Back in September, the Cassini probe, which had explored Saturn for over a decade, plunged into the planet and sent a farewell signal to Earth before it was torn apart.
Around this time, I finished reading Nathalia Holt‘s Rise of the Rocket Girls: The Women Who Propelled Us, From Missiles to the Moon to Mars, which chronicled the careers of the women who built the Cassini spacecraft. Not only that, but they also helped craft the first ballistic missiles used in war, sent humans beyond the reach of Earth’s orbit, and opened many, many doors to space exploration.
When I was little, I wanted to be an astronaut. Being the unbelievably nerdy kid that I was, I created a fat binder of newspaper and internet clippings about outer space, reviews of space ice cream, and what to expect from zero gravity training. My shelf hosted a range of relevant books. I was excited to visit the Kennedy Space Center at Cape Canaveral on a family trip to Florida. On another occasion, I got to meet Sally Ride and shake her hand, fangirling the entire time.
So I felt a thrill as I read about the women of NASA’s Jet Propulsion Laboratory (JPL) — one of whom, Susan Finley, still works at NASA today at the age of 80 — who worked tirelessly to make the astronauts’ missions successful.

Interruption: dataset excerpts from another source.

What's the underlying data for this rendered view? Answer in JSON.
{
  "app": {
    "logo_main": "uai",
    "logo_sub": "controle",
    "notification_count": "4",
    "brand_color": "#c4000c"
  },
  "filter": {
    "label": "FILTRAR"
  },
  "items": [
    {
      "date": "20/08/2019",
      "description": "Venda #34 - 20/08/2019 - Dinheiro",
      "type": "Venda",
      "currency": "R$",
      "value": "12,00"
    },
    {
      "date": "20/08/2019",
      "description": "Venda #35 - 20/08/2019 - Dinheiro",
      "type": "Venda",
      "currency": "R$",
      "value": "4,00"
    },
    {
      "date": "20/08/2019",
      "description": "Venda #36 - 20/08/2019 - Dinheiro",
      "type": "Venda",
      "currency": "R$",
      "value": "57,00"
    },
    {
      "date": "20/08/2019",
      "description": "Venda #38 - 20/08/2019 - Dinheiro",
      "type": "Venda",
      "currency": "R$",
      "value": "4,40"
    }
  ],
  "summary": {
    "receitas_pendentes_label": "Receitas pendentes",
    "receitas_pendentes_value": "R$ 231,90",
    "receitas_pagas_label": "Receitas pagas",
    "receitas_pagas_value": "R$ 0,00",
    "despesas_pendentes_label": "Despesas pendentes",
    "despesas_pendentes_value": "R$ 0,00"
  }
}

Called the human “computers,” the women performed intricate mathematical calculations that proved crucial to their male engineer counterparts.
Starting with the aftermath of the Great Depression and continuing through the Japanese attack on Pearl Harbor, the impact of World War Two, the Cold War era’s fixation on communism, the Cuban Missile Crisis, Americans’ shock over JFK’s assassination, the break-up of Beatles, the release of the first Star Wars movie, and all the way to the present day, Holt writes an in-depth reflection on US history and culture through the lens of our space endeavors. She skillfully aligns the events of each decade with the lifelines of NASA’s female computers. The care she takes with describing the women, their dreams, and their successes and failures makes you feel as close to them as if they were your sisters, mothers, and aunts.

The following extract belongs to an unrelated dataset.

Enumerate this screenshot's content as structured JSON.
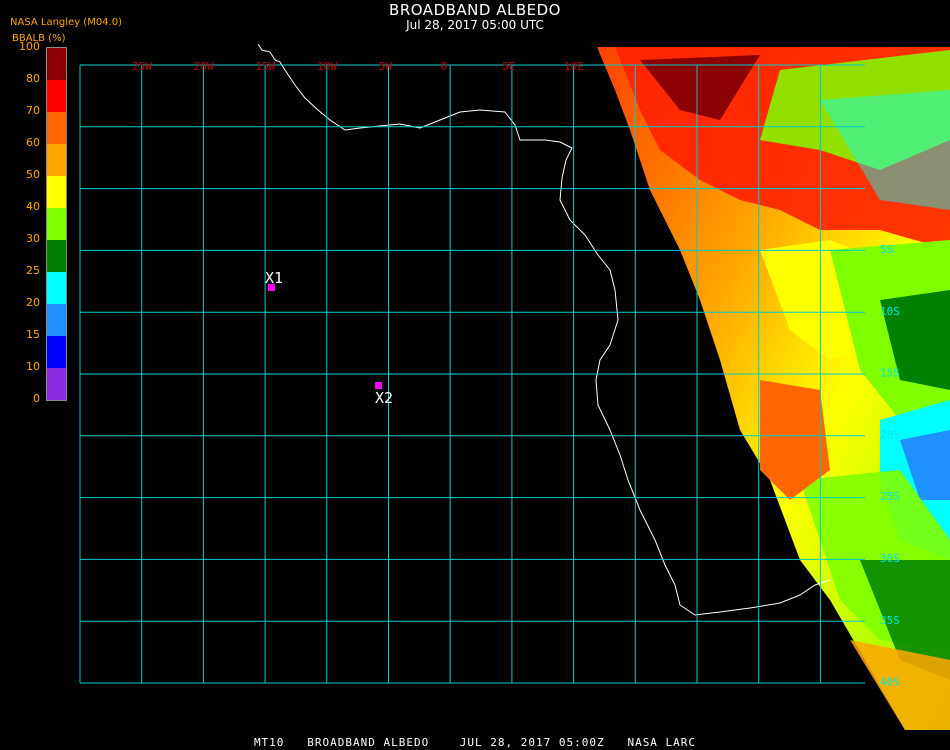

Holt’s women experienced multiple disappointed attempts on their way to achieving their goals, whether their aim was to simply push the first rocket beyond Earth’s atmosphere, to send men and women into space, or to land rovers on Mars. And as space tech underwent rapid changes over the decades, NASA’s computers had to continuously learn many different tools and strategies for getting work done, moving from making calculations on pen and paper to managing room-size computers to writing FORTRAN on a personal computer.
Marriage, pregnancy, and societal expectations forced many women to give up their positions at NASA — sadly, even if they didn’t want to leave, they were often blatantly told to go — but many of them found their way back to the roles they felt passionate about. Those computers who stayed at NASA the longest eventually became rightfully known as engineers.
One theme that sticks with me, upon finishing the book, is that of women elevating other women. The female leaders of NASA’s computer lab, notably Macie Roberts and Helen Ling, made a point of hiring and mentoring other women, including those of color. They believed men would be too difficult work with — partly because of what they perceived as men’s thirst to appear superior to women. In the end, Roberts and Ling grew a strong culture and sisterhood that today results in JPL employing more women, in all positions, than any other NASA center (Holt, 281).
If you’re looking for an inspirational read, I’ve got to say this is it.